All told, Muha Meds allegedly violated rules that require the dispensary and its staff to:
- Accurately record all transactions and inventory in the statewide monitoring system
- Verify customers’ identities and ensure they don’t exceed purchase limits
- Tag and label every product batch kept or sold on site
- Store marijuana only in secured, limited-access areas
- Properly document all internal transfers and product samples; and
- Notify regulators and local police within 24 hours of any criminal activity.
Under state law, those alleged violations could trigger eventual fines, license suspension, or outright revocation—penalties that could effectively shut down the Ypsilanti dispensary and potentially jeopardize Muha Meds’ entire Michigan operation. The company has less than one month to request a hearing or conference with state regulators before sanctions are imposed.
It’s worth noting: This isn’t the brand’s first clash with the state.

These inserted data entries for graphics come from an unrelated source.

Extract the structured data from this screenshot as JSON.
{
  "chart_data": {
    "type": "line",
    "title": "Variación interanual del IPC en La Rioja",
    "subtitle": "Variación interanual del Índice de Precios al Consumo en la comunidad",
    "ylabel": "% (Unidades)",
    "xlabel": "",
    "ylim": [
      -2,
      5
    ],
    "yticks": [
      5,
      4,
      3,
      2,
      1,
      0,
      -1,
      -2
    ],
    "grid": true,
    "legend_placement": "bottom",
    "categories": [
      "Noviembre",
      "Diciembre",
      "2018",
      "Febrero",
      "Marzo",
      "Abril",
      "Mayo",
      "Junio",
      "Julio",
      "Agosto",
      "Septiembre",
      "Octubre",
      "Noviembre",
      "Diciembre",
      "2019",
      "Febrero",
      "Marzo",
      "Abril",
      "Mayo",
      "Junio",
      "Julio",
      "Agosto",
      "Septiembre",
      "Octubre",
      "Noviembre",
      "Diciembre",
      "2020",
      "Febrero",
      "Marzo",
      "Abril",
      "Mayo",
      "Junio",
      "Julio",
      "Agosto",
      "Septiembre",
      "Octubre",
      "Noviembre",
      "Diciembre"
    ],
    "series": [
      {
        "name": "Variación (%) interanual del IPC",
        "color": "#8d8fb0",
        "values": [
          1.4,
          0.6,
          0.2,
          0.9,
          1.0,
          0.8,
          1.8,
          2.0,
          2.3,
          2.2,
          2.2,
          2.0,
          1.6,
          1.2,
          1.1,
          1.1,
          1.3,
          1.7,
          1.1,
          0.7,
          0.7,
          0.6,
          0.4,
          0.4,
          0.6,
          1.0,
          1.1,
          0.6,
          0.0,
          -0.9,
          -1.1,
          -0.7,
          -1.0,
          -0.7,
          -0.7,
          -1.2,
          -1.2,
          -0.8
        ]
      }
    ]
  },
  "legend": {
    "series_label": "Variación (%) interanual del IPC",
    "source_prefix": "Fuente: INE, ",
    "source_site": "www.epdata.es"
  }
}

In 2024, regulators temporarily suspended Muha Meds’ processing license in Michigan after inspectors discovered untraceable vape and gummy batches at its Pinconning facility. That license was later reinstated after the company pledged to fix its compliance systems.

At the time, co-founder Muhammad “Muha” Garawi also told The MichiGanja Report that he wanted to bring “LA culture” to Michigan and promised tighter oversight. The company now faces questions over whether those fixes ever really took hold. Attempts to contact Garawi this week through the same channels that were used in our previous coverage were unsuccessful.